Quantitative research involves screening the available universe of collective investment schemes to short list funds that may be of interest. In addition, quantitative research helps to identify underperforming assets.
The screens used will change throughout the investment cycle. During periods of momentum, short term analysis can be more relevant than longer term performance. However, during periods of inflexion it may be more important to look at historic periods of change to understand how the manager’s style performed or how it changed.
Our analysts will not be content with peer group performance alone. We wish to understand the drivers of performance.
Analysts will seek to ascertain whether asset or sector allocations have driven performance or if stock picking appears to have been the driving force.

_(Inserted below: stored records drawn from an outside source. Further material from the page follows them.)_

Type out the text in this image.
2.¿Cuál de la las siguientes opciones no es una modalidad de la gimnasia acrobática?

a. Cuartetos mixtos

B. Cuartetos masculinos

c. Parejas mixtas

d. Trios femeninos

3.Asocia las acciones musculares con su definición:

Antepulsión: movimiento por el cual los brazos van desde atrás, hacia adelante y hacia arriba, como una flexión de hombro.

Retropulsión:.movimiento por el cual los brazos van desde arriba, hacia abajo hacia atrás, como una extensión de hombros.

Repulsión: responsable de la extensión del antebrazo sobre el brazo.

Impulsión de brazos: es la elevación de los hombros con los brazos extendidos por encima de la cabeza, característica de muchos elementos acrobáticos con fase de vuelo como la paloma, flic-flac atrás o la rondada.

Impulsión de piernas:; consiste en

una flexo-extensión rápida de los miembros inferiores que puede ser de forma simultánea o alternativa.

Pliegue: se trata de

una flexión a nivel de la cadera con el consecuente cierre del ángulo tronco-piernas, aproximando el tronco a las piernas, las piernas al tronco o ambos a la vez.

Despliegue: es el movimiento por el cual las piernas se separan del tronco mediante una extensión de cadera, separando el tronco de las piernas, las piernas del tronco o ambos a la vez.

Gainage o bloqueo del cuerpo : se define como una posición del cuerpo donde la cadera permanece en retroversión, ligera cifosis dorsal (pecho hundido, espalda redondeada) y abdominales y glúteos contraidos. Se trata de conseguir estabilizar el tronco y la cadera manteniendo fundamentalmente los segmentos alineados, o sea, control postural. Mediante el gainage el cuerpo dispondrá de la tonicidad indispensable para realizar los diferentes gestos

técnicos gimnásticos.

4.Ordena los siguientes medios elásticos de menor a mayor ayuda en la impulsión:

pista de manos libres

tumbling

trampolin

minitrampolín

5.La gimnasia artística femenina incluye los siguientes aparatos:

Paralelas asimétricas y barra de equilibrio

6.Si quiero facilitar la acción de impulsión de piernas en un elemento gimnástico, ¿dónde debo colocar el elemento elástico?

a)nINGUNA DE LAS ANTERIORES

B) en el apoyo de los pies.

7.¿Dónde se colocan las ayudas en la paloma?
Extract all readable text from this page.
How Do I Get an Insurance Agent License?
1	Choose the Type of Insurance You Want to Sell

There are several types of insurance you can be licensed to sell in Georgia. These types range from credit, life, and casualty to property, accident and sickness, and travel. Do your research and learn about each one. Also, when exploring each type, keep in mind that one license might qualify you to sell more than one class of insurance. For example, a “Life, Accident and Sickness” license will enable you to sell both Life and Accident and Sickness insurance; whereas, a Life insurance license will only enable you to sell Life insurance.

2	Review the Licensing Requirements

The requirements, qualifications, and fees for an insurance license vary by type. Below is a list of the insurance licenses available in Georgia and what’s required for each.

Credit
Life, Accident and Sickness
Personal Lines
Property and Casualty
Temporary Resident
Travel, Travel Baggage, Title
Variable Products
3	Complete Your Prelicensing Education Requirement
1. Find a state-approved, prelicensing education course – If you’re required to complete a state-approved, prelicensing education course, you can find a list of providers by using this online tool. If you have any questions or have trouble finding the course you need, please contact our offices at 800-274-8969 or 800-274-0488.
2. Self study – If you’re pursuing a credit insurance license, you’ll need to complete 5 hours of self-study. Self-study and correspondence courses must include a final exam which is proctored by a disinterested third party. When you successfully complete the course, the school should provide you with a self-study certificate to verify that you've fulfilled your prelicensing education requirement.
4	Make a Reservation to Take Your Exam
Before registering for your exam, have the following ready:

We wish to understand how consistent performance has been and whether conviction decisions led to periods of brilliance or if the manager has consistently added value through more numerous but lower conviction decisions.
To truly understand a collective investment scheme analysts must be prepared to explore much more than performance.

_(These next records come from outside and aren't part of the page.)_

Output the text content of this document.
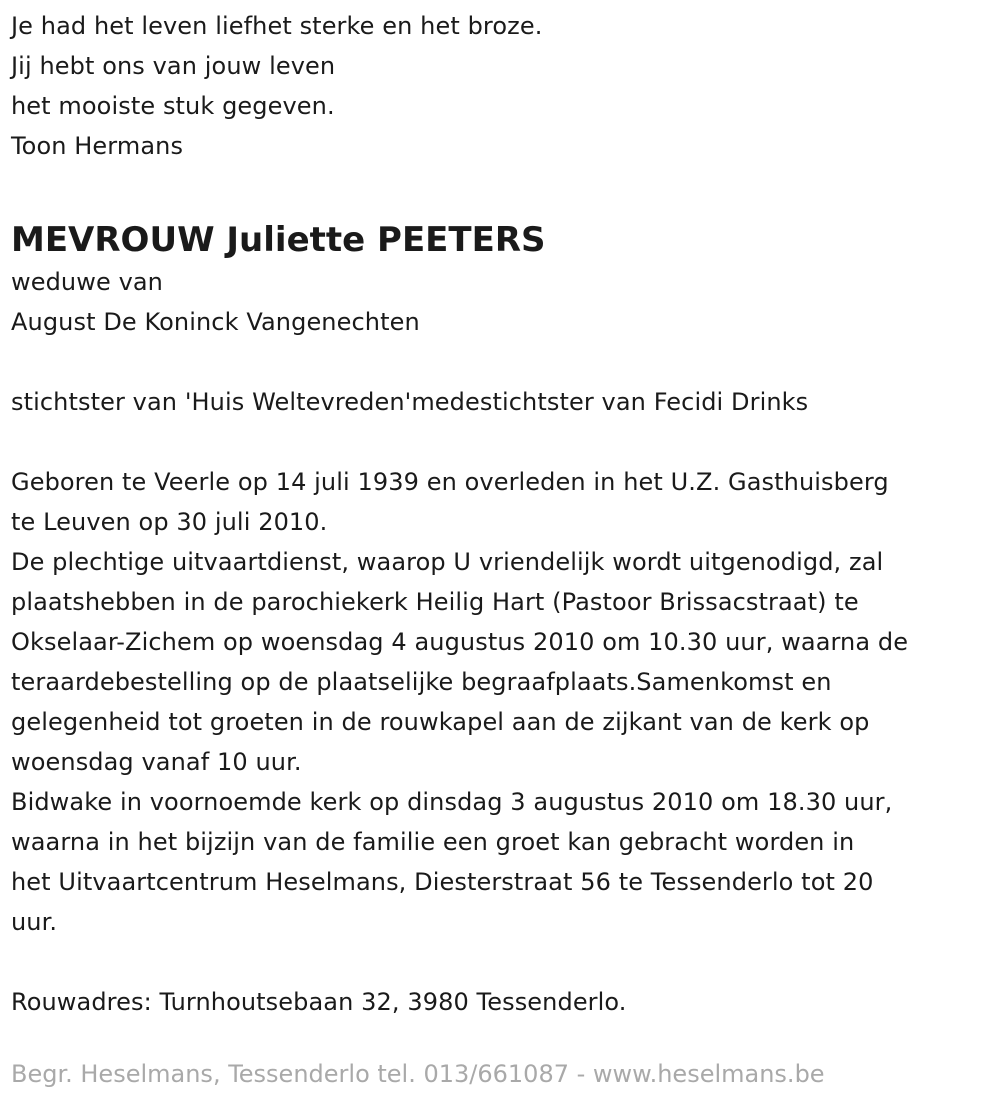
Je had het leven liefhet sterke en het broze.
Jij hebt ons van jouw leven
het mooiste stuk gegeven.
Toon Hermans
MEVROUW Juliette PEETERS
weduwe van
August De Koninck Vangenechten
stichtster van 'Huis Weltevreden'medestichtster van Fecidi Drinks
Geboren te Veerle op 14 juli 1939 en overleden in het U.Z. Gasthuisberg
te Leuven op 30 juli 2010.
De plechtige uitvaartdienst, waarop U vriendelijk wordt uitgenodigd, zal
plaatshebben in de parochiekerk Heilig Hart (Pastoor Brissacstraat) te
Okselaar-Zichem op woensdag 4 augustus 2010 om 10.30 uur, waarna de
teraardebestelling op de plaatselijke begraafplaats.Samenkomst en
gelegenheid tot groeten in de rouwkapel aan de zijkant van de kerk op
woensdag vanaf 10 uur.
Bidwake in voornoemde kerk op dinsdag 3 augustus 2010 om 18.30 uur,
waarna in het bijzijn van de familie een groet kan gebracht worden in
het Uitvaartcentrum Heselmans, Diesterstraat 56 te Tessenderlo tot 20
uur.
Rouwadres: Turnhoutsebaan 32, 3980 Tessenderlo.
Begr. Heselmans, Tessenderlo tel. 013/661087 - www.heselmans.be
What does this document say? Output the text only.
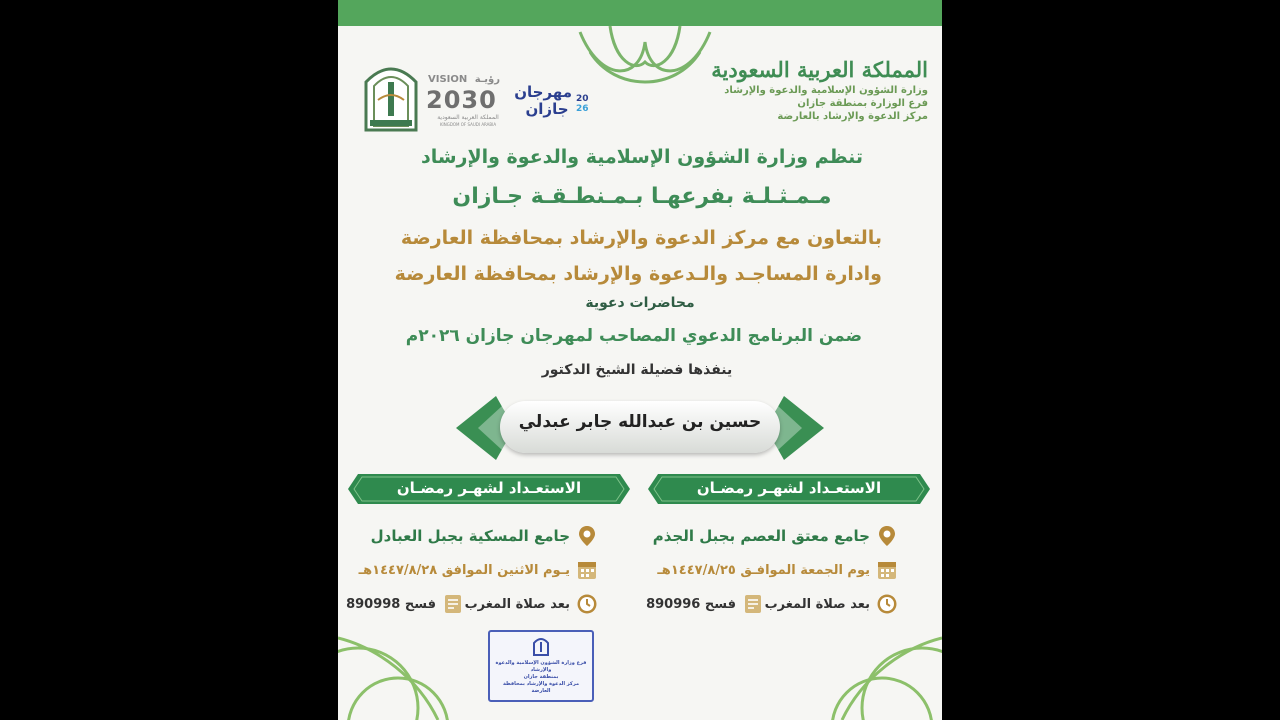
المملكة العربية السعودية
وزارة الشؤون الإسلامية والدعوة والإرشاد
فرع الوزارة بمنطقة جازان
مركز الدعوة والإرشاد بالعارضة
VISION رؤيـة
2030
المملكة العربية السعودية
KINGDOM OF SAUDI ARABIA
مهرجان جازان
20
26
تنظم وزارة الشؤون الإسلامية والدعوة والإرشاد
مـمـثـلـة بفرعهـا بـمـنطـقـة جـازان
بالتعاون مع مركز الدعوة والإرشاد بمحافظة العارضة
وادارة المساجـد والـدعوة والإرشاد بمحافظة العارضة
محاضرات دعوية
ضمن البرنامج الدعوي المصاحب لمهرجان جازان ٢٠٢٦م
ينفذها فضيلة الشيخ الدكتور
حسين بن عبدالله جابر عبدلي
الاستعـداد لشهـر رمضـان
الاستعـداد لشهـر رمضـان
جامع معتق العصم بجبل الجذم
يوم الجمعة الموافـق ١٤٤٧/٨/٢٥هـ
بعد صلاة المغرب
فسح 890996
جامع المسكية بجبل العبادل
يـوم الاثنين الموافق ١٤٤٧/٨/٢٨هـ
بعد صلاة المغرب
فسح 890998
فرع وزارة الشؤون الإسلامية والدعوة والإرشاد
بمنطقة جازان
مركز الدعوة والإرشاد بمحافظة العارضة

Qualitative research is aimed at understanding the structure and processes employed by a manager.
Analysts seek to understand how the structure and processes lead to performance and where the style is more likely to add value.
In addition, qualitative research focuses on potential risks. We want to ensure that robust procedures are in place to minimise the risks posed to investors.
This process starts with a request for information which will provide the analyst with an overview of basic information including manager experience, processes and controls.